Now Pauli threw the dog at his father’s feet. Jean-Paul’s face set. Then he put the little girl down and, pushing his way past Janine, re-entered his room.
‘Pauli, hurry up and get ready for school,’ she said. ‘It’s late.’
‘Don’t want to go to school,’ said the boy sullenly.
‘I don’t want to stand here arguing,’ she said grimly. ‘Get ready.’
She turned and almost bumped into Christian Valois. He was dressed in his dark business suit.
‘Christian, I’m sorry. I should have been getting breakfast ages ago. We’ve slept in.’
‘So I see,’ he said glancing at her body with a smile.
She looked down, realized she was wearing only a thin cotton nightdress which was hanging open almost to the waist.
‘I’m sorry,’ she said, putting her hands to her breast.
‘Don’t be. How’s Jean-Paul this morning?’
‘All right. You know, not black.’
‘Good. I must rush. See you tonight.’
She watched him leave and thought, soon we must get out of this flat.
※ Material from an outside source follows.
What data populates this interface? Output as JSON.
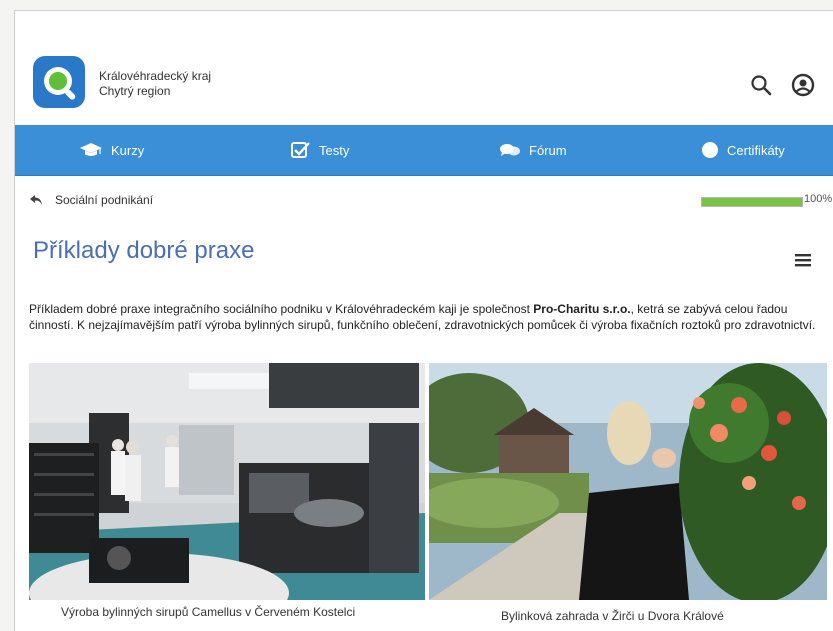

It had been marvellous of Christian to put them up. Sophie’s flat had been impossible. It was all right for her to share with the children, but not for the four of them to sleep in the same room. The boulangerie offered more space, but the problem there was Louise. She and Jean-Paul had never got on well. Now their proximity might be positively dangerous. There was a violence in Jean-Paul which hadn’t been there before and she did not know where it might come out.
But staying here was not a long-term solution. If Christian’s parents or sister came to Paris, they would expect to stay here. And though he had never said or done anything out of order, she had seen Christian’s eyes rest on her body as they’d done this morning and she knew that in fairness to him they ought to move on. But where? To find a decent place they could afford was not going to be easy. You’d think Paris would be half-empty, but far from it. The Boche set the price of things with their inflated exchange rate and property ran high.
And there was no doubt that the longer she stayed in this spacious and airy apartment the more choosy she was going to get!
She went to get dressed.
Jean-Paul had got back into bed. His face was turned away from her but she could tell by the set of his shoulders that he was drifting into that dark solitary world where no one else could follow.
She dressed swiftly. When she went back to the children’s room she found Pauli already dressed.
‘Good boy,’ she said. ‘Go and get yourself some bread while I see to Céci.’
‘I don’t want to go,’ said Céci. ‘I want to stay with papa.’
The little girl had not yet started school but usually Janine took her with them and always on mornings when she could tell that Jean-Paul was regressing.
‘No, you come along, Céci,’ she said. ‘We’ll call on grandpa and gramma and have some breakfast there, shall we?’
‘Oh yes,’ said Céci, easily seduced from her plan by the prospect of being spoilt at the bakery.
She looked in once more on Jean-Paul before they left. He was in exactly the same position. He looked to be asleep, but she knew if she walked round the bed she would find those eyes wide and staring, totally devoid of recognition.
She did not make the journey. That blank gaze still had power to overthrow her, and her life was too full of responsibilities for the indulgence of despair.